One of the frustrations that comes with a new and interesting idea is the large number of people who will tell you that you're actually saying something old and familiar. Most of us heartily dislike changing our minds about anything important, and we're all pretty busy. So a lot of your audience is aching for a reason to put your new wine in some old bottle on the shelf. This week's case in point: Reaction to Jonah Lehrer's recent article on scientific evidence.

Here's what I think that piece is about, and why it's important: Evidence is supposed to be bedrock of science (and of course, since ours is a science-centered society, it's also supposed to be basis for policies and business decisions). We're supposed to debate theories and interpretations, but not the facts themselves. (Fossil dinosaur footprints, for example, exist whether you regard them as proof of the Earth's great age or as a sign that Noah's Ark was really really big.) Look through my telescope, you see a round fuzzy thing in the darkness. Maybe you don't buy my explanation that you're looking at Saturn, but you accept that you see something.

So the typical research paper separates its authors' ideas and theories from the different section where it describes what, exactly, they did to obtain the measurements they are presenting. Those procedures are the telescope. They're supposed to guarantee that something is "really there", causing the results the authors are reporting. Even if that "something" isn't what they expected, even if their theory is wrong, the evidence is there.

In the 1990's, a zoologist told me that he'd been able to use Charles Darwin's notebooks on earthworms for a recent project. Biology had changed a lot in a century, so the modern scientist wasn't interested in the purpose of Darwin's experiments or the ideas that drove them. But the data, the raw evidence itself, had been so well-collected that it could be used for a new purpose.

Lehrer's piece described an anxious sense, noticeable in many different branches of science, that today the evidence section of a lot of research papers isn't as reliable as assumed. The reasons could be psychological, mathematical (statistics packages are powerful and sophisticated, and the sheer amount of data now is huge), and cultural. The question is open. Gracefully, he avoids claiming to know more than he does.

None of this is a claim that about any theories, one way or the other. It's not about whether I'm right when I describe what I think you see in my telescope. It's about whether the telescope is working as well as it should.

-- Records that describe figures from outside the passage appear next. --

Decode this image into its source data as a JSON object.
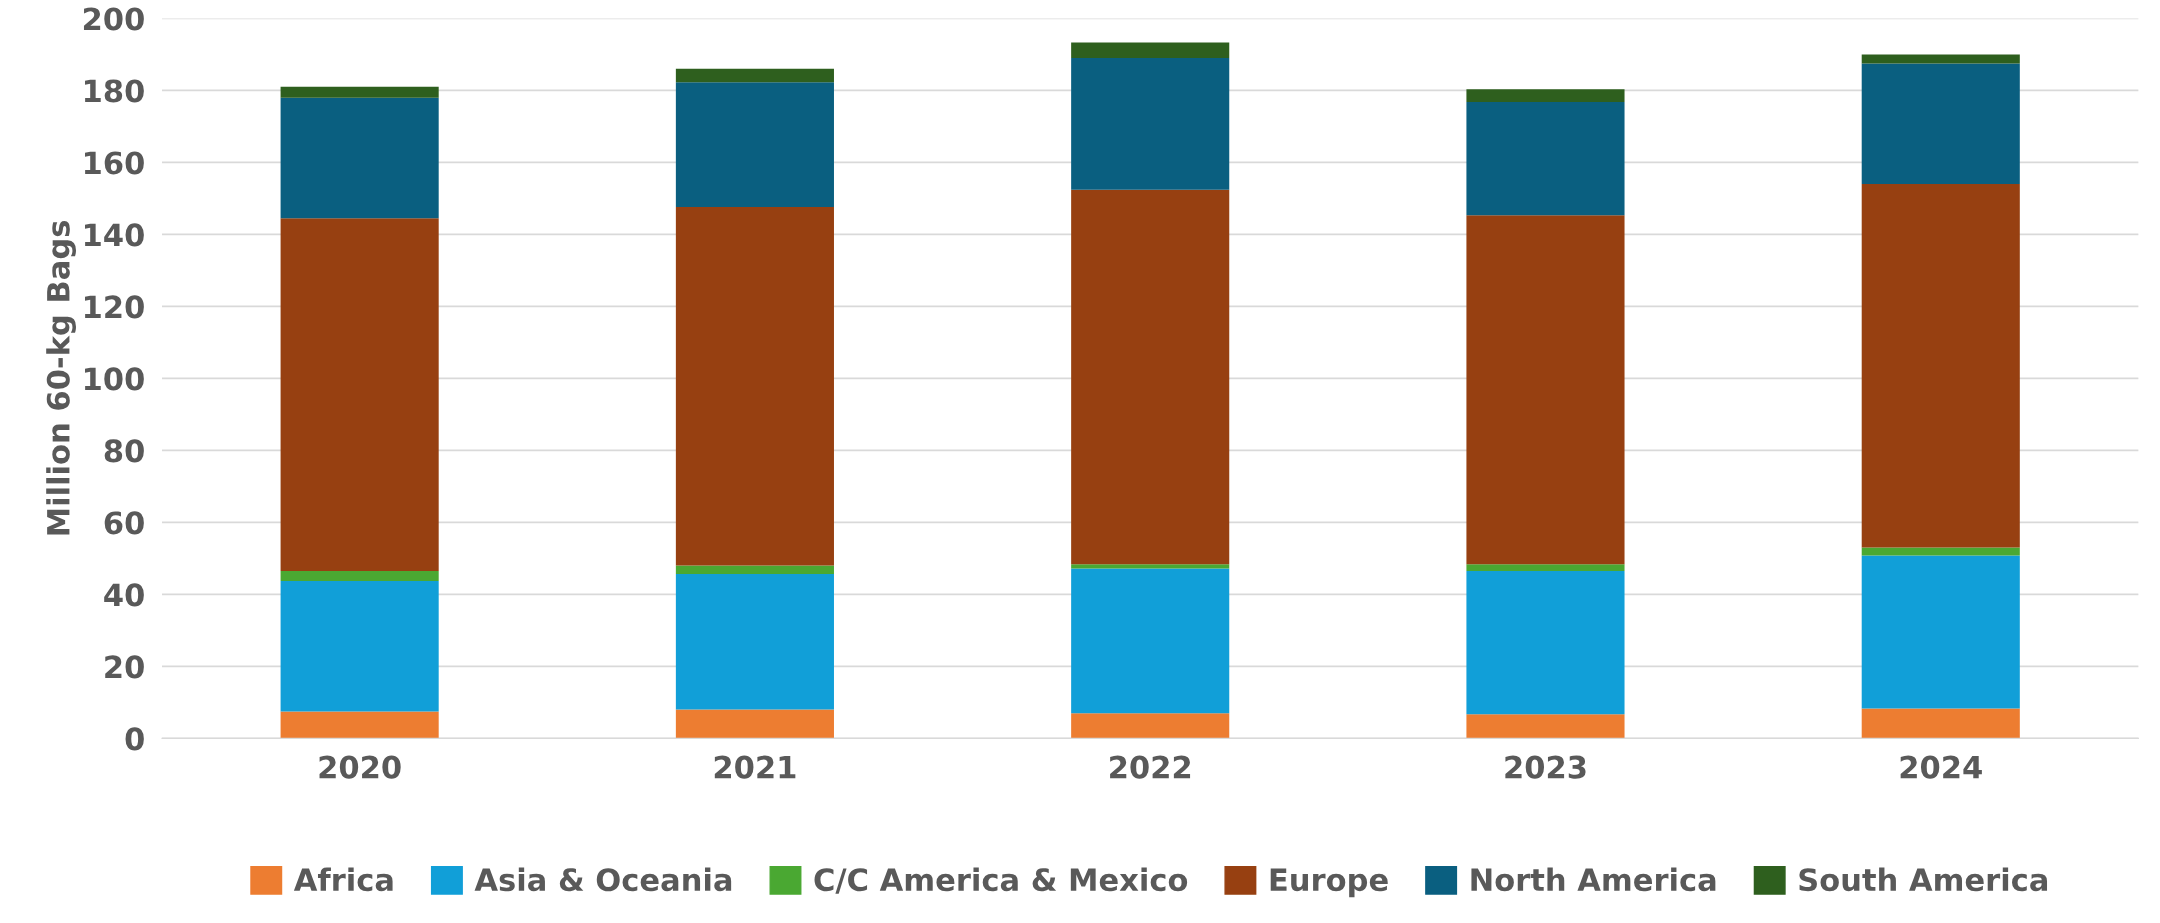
{
  "chart_data": {
    "type": "bar",
    "stacked": true,
    "ylabel": "Million 60-kg Bags",
    "categories": [
      "2020",
      "2021",
      "2022",
      "2023",
      "2024"
    ],
    "ylim": [
      0,
      200
    ],
    "yticks": [
      0,
      20,
      40,
      60,
      80,
      100,
      120,
      140,
      160,
      180,
      200
    ],
    "grid": "y",
    "legend": "bottom",
    "series": [
      {
        "name": "Africa",
        "color": "#ed7d31",
        "values": [
          7.5,
          8,
          7,
          6.7,
          8.3
        ]
      },
      {
        "name": "Asia & Oceania",
        "color": "#119fd8",
        "values": [
          36.2,
          37.7,
          40.2,
          39.8,
          42.5
        ]
      },
      {
        "name": "C/C America & Mexico",
        "color": "#4aa832",
        "values": [
          2.8,
          2.3,
          1.2,
          1.9,
          2.2
        ]
      },
      {
        "name": "Europe",
        "color": "#974011",
        "values": [
          98,
          99.6,
          104,
          96.9,
          101
        ]
      },
      {
        "name": "North America",
        "color": "#0a5f80",
        "values": [
          33.5,
          34.7,
          36.6,
          31.5,
          33.5
        ]
      },
      {
        "name": "South America",
        "color": "#2e5f1e",
        "values": [
          3,
          3.7,
          4.3,
          3.5,
          2.5
        ]
      }
    ]
  }
}
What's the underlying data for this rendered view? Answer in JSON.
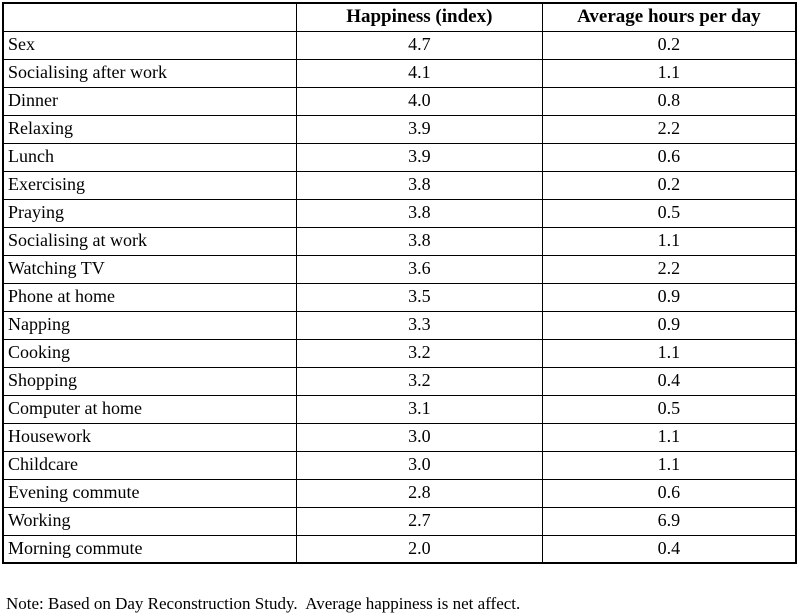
{
  "table": {
    "columns": [
      "",
      "Happiness (index)",
      "Average hours per day"
    ],
    "rows": [
      {
        "activity": "Sex",
        "happiness": "4.7",
        "hours": "0.2"
      },
      {
        "activity": "Socialising after work",
        "happiness": "4.1",
        "hours": "1.1"
      },
      {
        "activity": "Dinner",
        "happiness": "4.0",
        "hours": "0.8"
      },
      {
        "activity": "Relaxing",
        "happiness": "3.9",
        "hours": "2.2"
      },
      {
        "activity": "Lunch",
        "happiness": "3.9",
        "hours": "0.6"
      },
      {
        "activity": "Exercising",
        "happiness": "3.8",
        "hours": "0.2"
      },
      {
        "activity": "Praying",
        "happiness": "3.8",
        "hours": "0.5"
      },
      {
        "activity": "Socialising at work",
        "happiness": "3.8",
        "hours": "1.1"
      },
      {
        "activity": "Watching TV",
        "happiness": "3.6",
        "hours": "2.2"
      },
      {
        "activity": "Phone at home",
        "happiness": "3.5",
        "hours": "0.9"
      },
      {
        "activity": "Napping",
        "happiness": "3.3",
        "hours": "0.9"
      },
      {
        "activity": "Cooking",
        "happiness": "3.2",
        "hours": "1.1"
      },
      {
        "activity": "Shopping",
        "happiness": "3.2",
        "hours": "0.4"
      },
      {
        "activity": "Computer at home",
        "happiness": "3.1",
        "hours": "0.5"
      },
      {
        "activity": "Housework",
        "happiness": "3.0",
        "hours": "1.1"
      },
      {
        "activity": "Childcare",
        "happiness": "3.0",
        "hours": "1.1"
      },
      {
        "activity": "Evening commute",
        "happiness": "2.8",
        "hours": "0.6"
      },
      {
        "activity": "Working",
        "happiness": "2.7",
        "hours": "6.9"
      },
      {
        "activity": "Morning commute",
        "happiness": "2.0",
        "hours": "0.4"
      }
    ]
  },
  "note": "Note: Based on Day Reconstruction Study.  Average happiness is net affect."
}
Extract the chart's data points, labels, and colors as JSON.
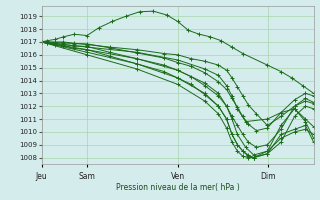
{
  "bg_color": "#d4ecec",
  "grid_color": "#aad4aa",
  "line_color": "#1a6b1a",
  "xlabel_text": "Pression niveau de la mer( hPa )",
  "xtick_labels": [
    "Jeu",
    "Sam",
    "Ven",
    "Dim"
  ],
  "xtick_positions": [
    0.0,
    0.167,
    0.5,
    0.833
  ],
  "ylim": [
    1007.5,
    1019.8
  ],
  "yticks": [
    1008,
    1009,
    1010,
    1011,
    1012,
    1013,
    1014,
    1015,
    1016,
    1017,
    1018,
    1019
  ],
  "lines": [
    {
      "x": [
        0.0,
        0.02,
        0.05,
        0.08,
        0.12,
        0.167,
        0.21,
        0.26,
        0.31,
        0.36,
        0.41,
        0.46,
        0.5,
        0.54,
        0.58,
        0.62,
        0.66,
        0.7,
        0.74,
        0.83,
        0.88,
        0.92,
        0.96,
        1.0
      ],
      "y": [
        1017.0,
        1017.1,
        1017.2,
        1017.4,
        1017.6,
        1017.5,
        1018.1,
        1018.6,
        1019.0,
        1019.35,
        1019.4,
        1019.1,
        1018.6,
        1017.9,
        1017.6,
        1017.4,
        1017.1,
        1016.6,
        1016.1,
        1015.2,
        1014.7,
        1014.2,
        1013.6,
        1013.0
      ],
      "marker": true
    },
    {
      "x": [
        0.0,
        0.02,
        0.05,
        0.08,
        0.12,
        0.167,
        0.25,
        0.35,
        0.45,
        0.5,
        0.55,
        0.6,
        0.65,
        0.68,
        0.7,
        0.72,
        0.74,
        0.76,
        0.79,
        0.83,
        0.88,
        0.93,
        0.97,
        1.0
      ],
      "y": [
        1017.0,
        1017.0,
        1017.0,
        1017.0,
        1016.9,
        1016.8,
        1016.6,
        1016.4,
        1016.1,
        1016.0,
        1015.7,
        1015.5,
        1015.2,
        1014.8,
        1014.2,
        1013.5,
        1012.8,
        1012.1,
        1011.4,
        1010.5,
        1011.2,
        1012.0,
        1012.4,
        1012.2
      ],
      "marker": true
    },
    {
      "x": [
        0.0,
        0.167,
        0.35,
        0.5,
        0.6,
        0.65,
        0.68,
        0.7,
        0.72,
        0.75,
        0.83,
        0.88,
        0.93,
        0.97,
        1.0
      ],
      "y": [
        1017.0,
        1016.6,
        1016.2,
        1015.6,
        1014.9,
        1014.4,
        1013.6,
        1012.8,
        1011.8,
        1010.8,
        1011.0,
        1011.5,
        1011.8,
        1011.0,
        1010.4
      ],
      "marker": false
    },
    {
      "x": [
        0.0,
        0.167,
        0.35,
        0.5,
        0.6,
        0.65,
        0.68,
        0.7,
        0.72,
        0.75,
        0.78,
        0.83,
        0.88,
        0.93,
        0.97,
        1.0
      ],
      "y": [
        1017.0,
        1016.4,
        1015.7,
        1014.8,
        1013.8,
        1013.0,
        1012.0,
        1011.0,
        1009.8,
        1008.8,
        1008.2,
        1008.5,
        1010.5,
        1011.8,
        1010.8,
        1009.5
      ],
      "marker": false
    },
    {
      "x": [
        0.0,
        0.167,
        0.35,
        0.5,
        0.6,
        0.65,
        0.68,
        0.7,
        0.72,
        0.74,
        0.76,
        0.78,
        0.83,
        0.88,
        0.93,
        0.97,
        1.0
      ],
      "y": [
        1017.0,
        1016.2,
        1015.3,
        1014.2,
        1013.0,
        1012.0,
        1011.0,
        1009.8,
        1009.0,
        1008.5,
        1008.2,
        1008.0,
        1008.3,
        1009.8,
        1010.2,
        1010.5,
        1009.2
      ],
      "marker": false
    },
    {
      "x": [
        0.0,
        0.167,
        0.35,
        0.5,
        0.6,
        0.65,
        0.68,
        0.7,
        0.72,
        0.74,
        0.76,
        0.78,
        0.83,
        0.88,
        0.93,
        0.97,
        1.0
      ],
      "y": [
        1017.0,
        1016.0,
        1014.9,
        1013.7,
        1012.4,
        1011.4,
        1010.3,
        1009.2,
        1008.5,
        1008.1,
        1008.0,
        1008.0,
        1008.5,
        1009.5,
        1010.0,
        1010.2,
        1009.8
      ],
      "marker": false
    },
    {
      "x": [
        0.0,
        0.02,
        0.05,
        0.08,
        0.12,
        0.167,
        0.25,
        0.35,
        0.45,
        0.5,
        0.55,
        0.6,
        0.65,
        0.68,
        0.7,
        0.72,
        0.74,
        0.76,
        0.78,
        0.83,
        0.88,
        0.93,
        0.97,
        1.0
      ],
      "y": [
        1017.0,
        1016.9,
        1016.8,
        1016.7,
        1016.5,
        1016.4,
        1015.9,
        1015.3,
        1014.7,
        1014.2,
        1013.7,
        1012.9,
        1012.0,
        1011.0,
        1009.8,
        1009.0,
        1008.5,
        1008.1,
        1008.0,
        1008.3,
        1009.2,
        1011.2,
        1012.0,
        1011.8
      ],
      "marker": true
    },
    {
      "x": [
        0.0,
        0.02,
        0.05,
        0.08,
        0.12,
        0.167,
        0.25,
        0.35,
        0.45,
        0.5,
        0.55,
        0.6,
        0.65,
        0.68,
        0.7,
        0.72,
        0.74,
        0.76,
        0.79,
        0.83,
        0.88,
        0.93,
        0.97,
        1.0
      ],
      "y": [
        1017.0,
        1016.95,
        1016.9,
        1016.8,
        1016.7,
        1016.65,
        1016.2,
        1015.7,
        1015.2,
        1014.8,
        1014.3,
        1013.6,
        1012.8,
        1012.0,
        1011.2,
        1010.5,
        1009.8,
        1009.2,
        1008.8,
        1009.0,
        1010.2,
        1012.0,
        1012.6,
        1012.3
      ],
      "marker": true
    },
    {
      "x": [
        0.0,
        0.02,
        0.05,
        0.08,
        0.12,
        0.167,
        0.25,
        0.35,
        0.45,
        0.5,
        0.55,
        0.6,
        0.65,
        0.68,
        0.7,
        0.72,
        0.74,
        0.76,
        0.79,
        0.83,
        0.88,
        0.93,
        0.97,
        1.0
      ],
      "y": [
        1017.0,
        1016.98,
        1016.95,
        1016.92,
        1016.88,
        1016.85,
        1016.55,
        1016.15,
        1015.75,
        1015.4,
        1015.1,
        1014.6,
        1013.9,
        1013.3,
        1012.6,
        1011.9,
        1011.2,
        1010.6,
        1010.1,
        1010.3,
        1011.5,
        1012.5,
        1013.0,
        1012.8
      ],
      "marker": true
    }
  ]
}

So, here is what the piece is not: It's not a claim that there's no such thing as evidence. It's not a claim that we should all believe whatever the hell we want. It doesn't privilege ignorance over science. It does what we science journalists should be doing for our readers: Tell them how research is actually done, so that they can better judge for themselves what "science says." It is a lucid explanation of a real phenomenon, whose point, I think, is that scientists have taken notice because they want science to do better.

That didn't work for some readers this week. Instead, they stretched and twisted the piece until it fit into a familiar old quarrel: Do we have to listen to what scientists say, or can we believe anything we want? Lehrer quoted a few here. Another example: My friend John Horgan, who reacted like a secular version of Charlton Heston in The Ten Commandments: "Lehrer's broad-brush critique will no doubt also cheer global-warming deniers, creationists, postmodernists and other pesky challengers of scientific orthodoxy," he wrote, later adding, "the evidence is rock-solid for quantum mechanics, general relativity, the germ theory of infectious disease, the genetic code and many other building blocks of scientific knowledge, which have yielded applications that have transformed our world. There's nothing truthy about a hydrogen bomb."

Now, Horgan's Martha-Stewart-of-science style (this is a Bad Thing, that is a Good Thing) requires that his thumb go either up or down on his subject. To make that work I think he decided that Lehrer's piece was about theories and that he needed to defend them from its heresies.

But it's actually a piece about evidence, which means it gives comfort to no theory over any other: The epistemological jitters it describes will afflict creationists and climate denialists as well as psychologists, evolutionary psychologists and fMRI scanners. Except, I guess, the ones who don't care about evidence at all. But they, by definition, aren't listening. People who do care about science, on the other hand, need have no fear. Lehrer's article is no threat to their "scientific orthodoxy."